Pequeña reflexión en la que me habré dejado cosas en el tintero.
El feminismo me lo paso por los huevos, bueno, y las
feministas también. No sé que defienden, por qué luchan. ¿La igualdad entre el
hombre y la mujer? ¿No me dicen que mis ideas son imposibles? ¿A ellas no les
dicen nada? El feminismo es imposible. No se puede alcanzar una situación igual
entre hombres y mujeres cuando no existe una propia del hombre. Miro y sólo veo
desigualdad, entre hombres y mujeres, entre clases. Pero la verdad es que ellas
no quieren igualdad, ellas quieren sentirse protegidas por este sistema y cobrar
lo mismo, denuncian una desigualdad y defienden otra. Hipócritas, por ellas me
da asco esa palabra. Adoptan un mensaje victimista para politizar todo. Atacan
todo, hasta el humor. ¿Humor políticamente correcto? Mataría la mitad y
privatizarían la mitad para quien entiende el humor inteligente, muchas de
ellas siquiera serán capaces de entenderlo.

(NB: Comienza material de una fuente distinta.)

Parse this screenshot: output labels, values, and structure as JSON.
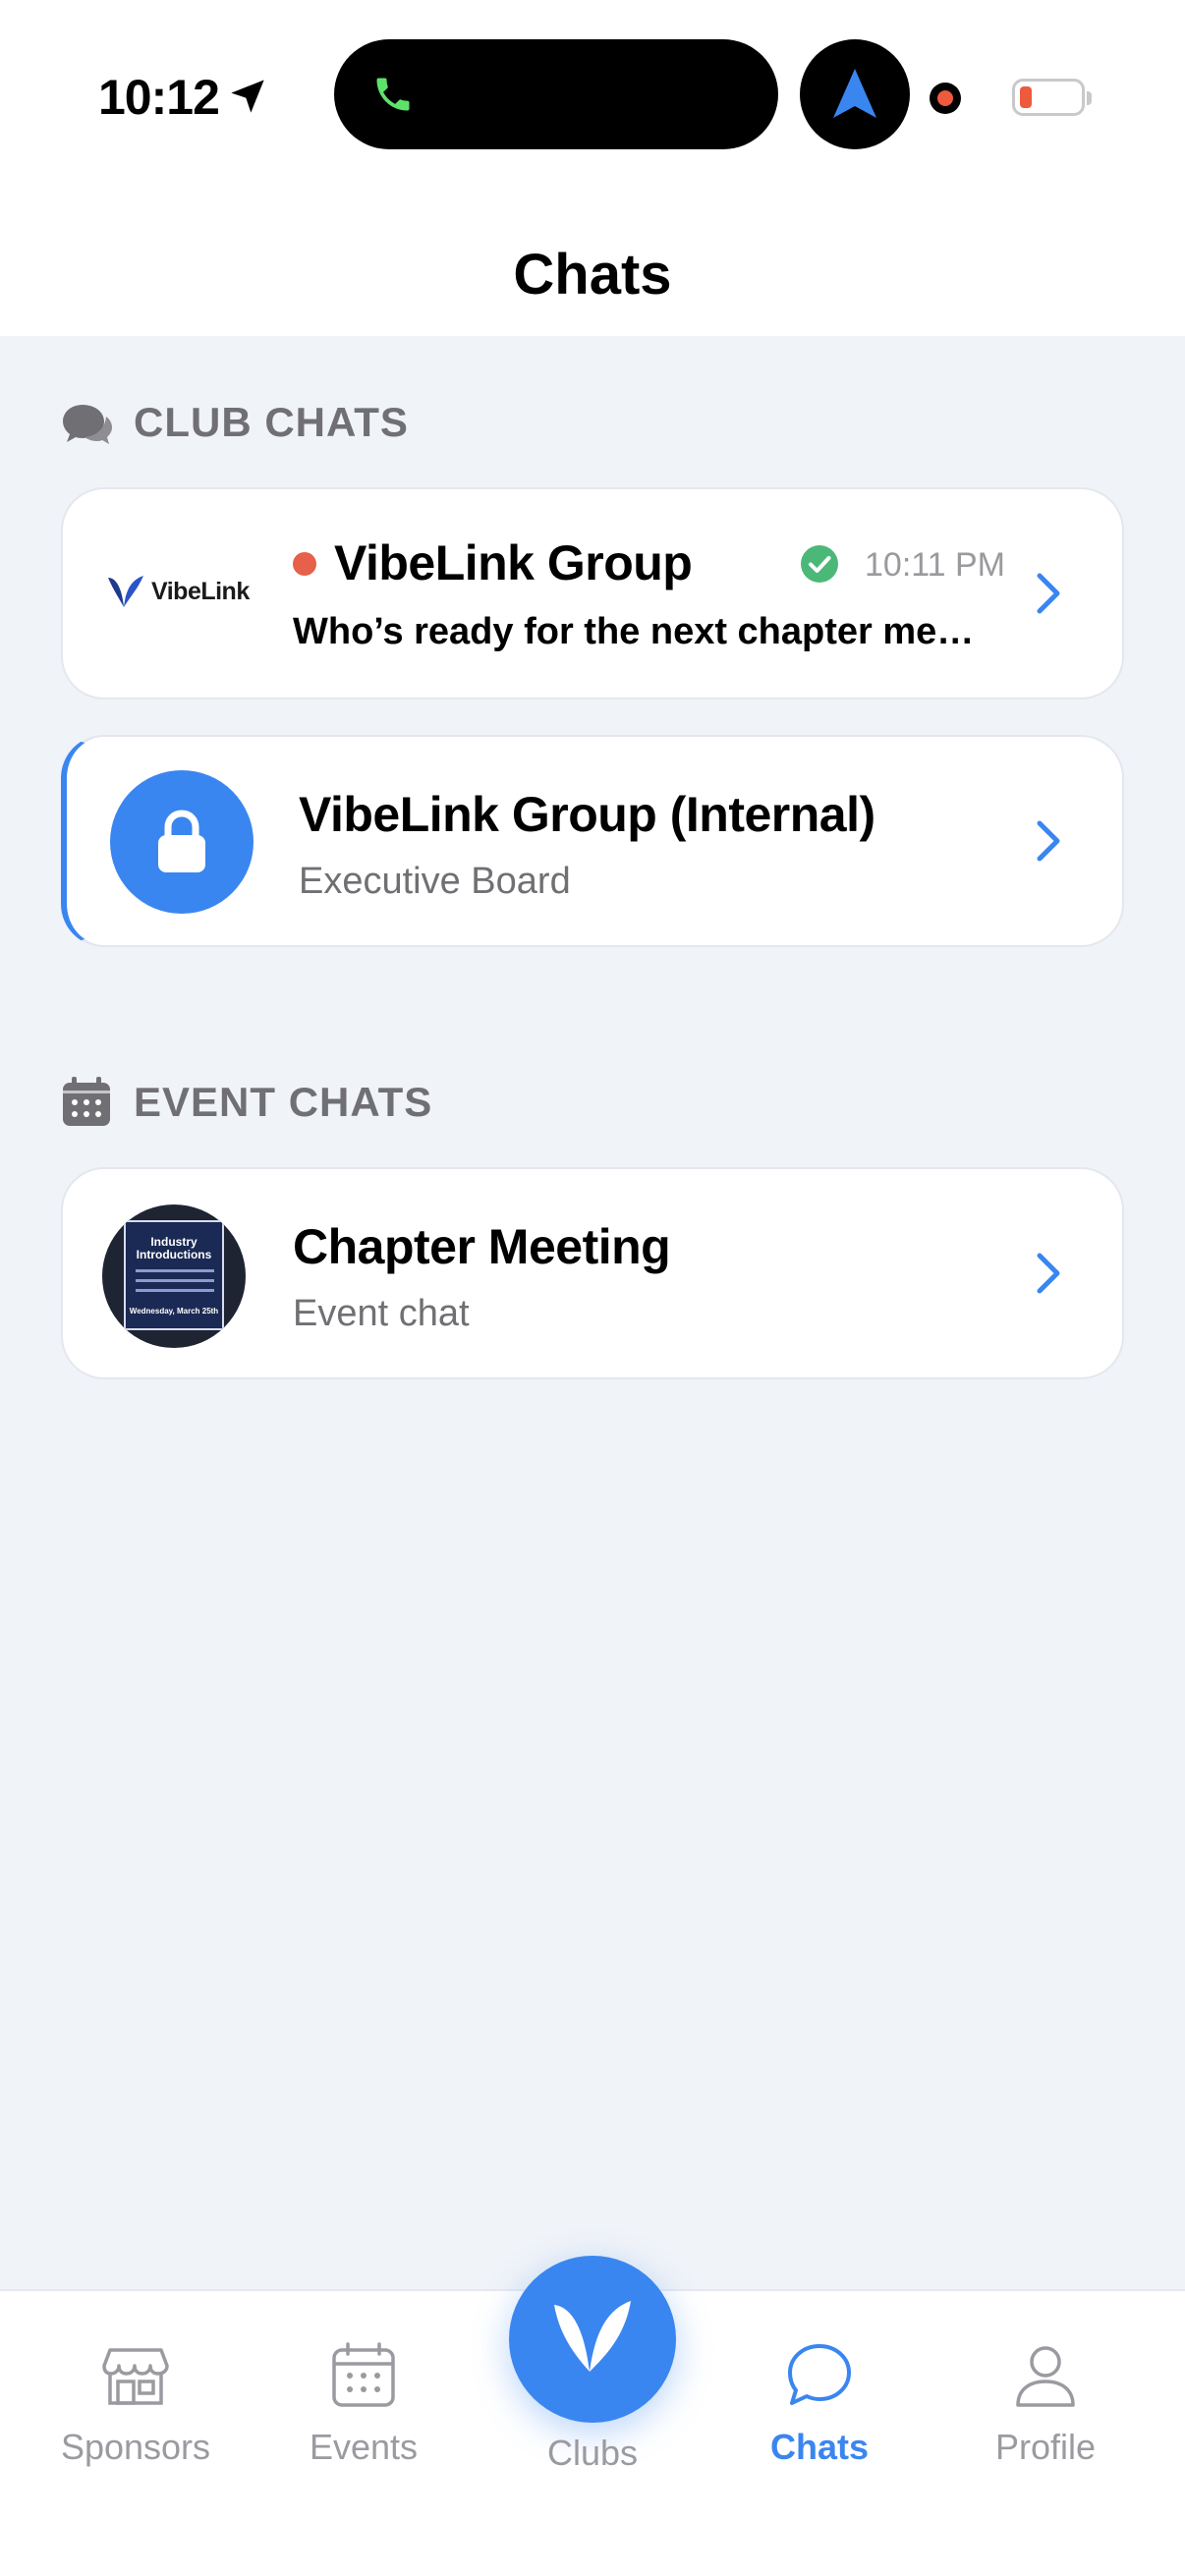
{
  "status_bar": {
    "time": "10:12"
  },
  "header": {
    "title": "Chats"
  },
  "club_chats": {
    "label": "CLUB CHATS",
    "items": [
      {
        "logo_text": "VibeLink",
        "title": "VibeLink Group",
        "time": "10:11 PM",
        "preview": "Who’s ready for the next chapter meet..."
      },
      {
        "title": "VibeLink Group (Internal)",
        "subtitle": "Executive Board"
      }
    ]
  },
  "event_chats": {
    "label": "EVENT CHATS",
    "items": [
      {
        "title": "Chapter Meeting",
        "subtitle": "Event chat",
        "thumb_title": "Industry Introductions",
        "thumb_date": "Wednesday, March 25th"
      }
    ]
  },
  "tabs": [
    {
      "label": "Sponsors",
      "icon": "storefront-icon"
    },
    {
      "label": "Events",
      "icon": "calendar-icon"
    },
    {
      "label": "Clubs",
      "icon": "butterfly-logo-icon"
    },
    {
      "label": "Chats",
      "icon": "chat-bubble-icon",
      "active": true
    },
    {
      "label": "Profile",
      "icon": "person-icon"
    }
  ],
  "colors": {
    "accent": "#3a86f0",
    "unread": "#e6604a",
    "success": "#4cb878",
    "muted": "#707074",
    "background": "#f0f3f8"
  }
}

Es imposible acabar con el humor,
además, es humor, es pique, ¿qué sería de esta vida sin provocar? Retomando lo
del victimismo, se pasan. No hace falta repasar algunas medidas estúpidas
tomadas por algunos gobiernos cómplices del feminismo y del sistema. Bueno, y
por no hablar tampoco de lo bien asimilado que tienen el victimismo a la hora
de hablar e insultar, machista, maltratador, etc. Las cosas por su nombre, no
soy machista, y el maltrato es el maltrato, sea físico o psicológico, pero debe
ser de verdad, no pueden abusar de esa palabra como hacen. La vulgarizan a
hasta tal punto que pierde el significado, y luego son ellas quienes lo sufren
y no son capaces de reconocerlo. Y lo mismo hacen con el feminismo, lo
destrozan, por culpa de ellas me da asco. Y yo soy feminista, feminista de
verdad, mi feminismo es de clase. Mi feminismo no entiende de sexos, entiende
de clases sociales. No quiero que queden atrás en la búsqueda del mundo que
busco, en la búsqueda de la igualdad y de la justicia. Porque valen igual,
porque muchas son incluso mejores que nosotros en muchas cosas. Pero sólo
cuando saben luchar, cuando se dan cuenta que el machismo no lo ejerce no lo
ejercen los hombres, que lo ejerce la sociedad que quiere que las defienda y
sus guardianes, el capital, las tradiciones y la religión. Así que yo digo con la boca bien grande que soy feminista.
No quiero a mi lado ni una mujer ni una novia, yo quiero una guerrillera, de
esas feministas de verdad que hay tantas por ahí y que no deben identificarse
con las que menciono aquí. Por ellas, por las que siguen en la calle y
por las que ya nos dejaron. No manchen su lucha.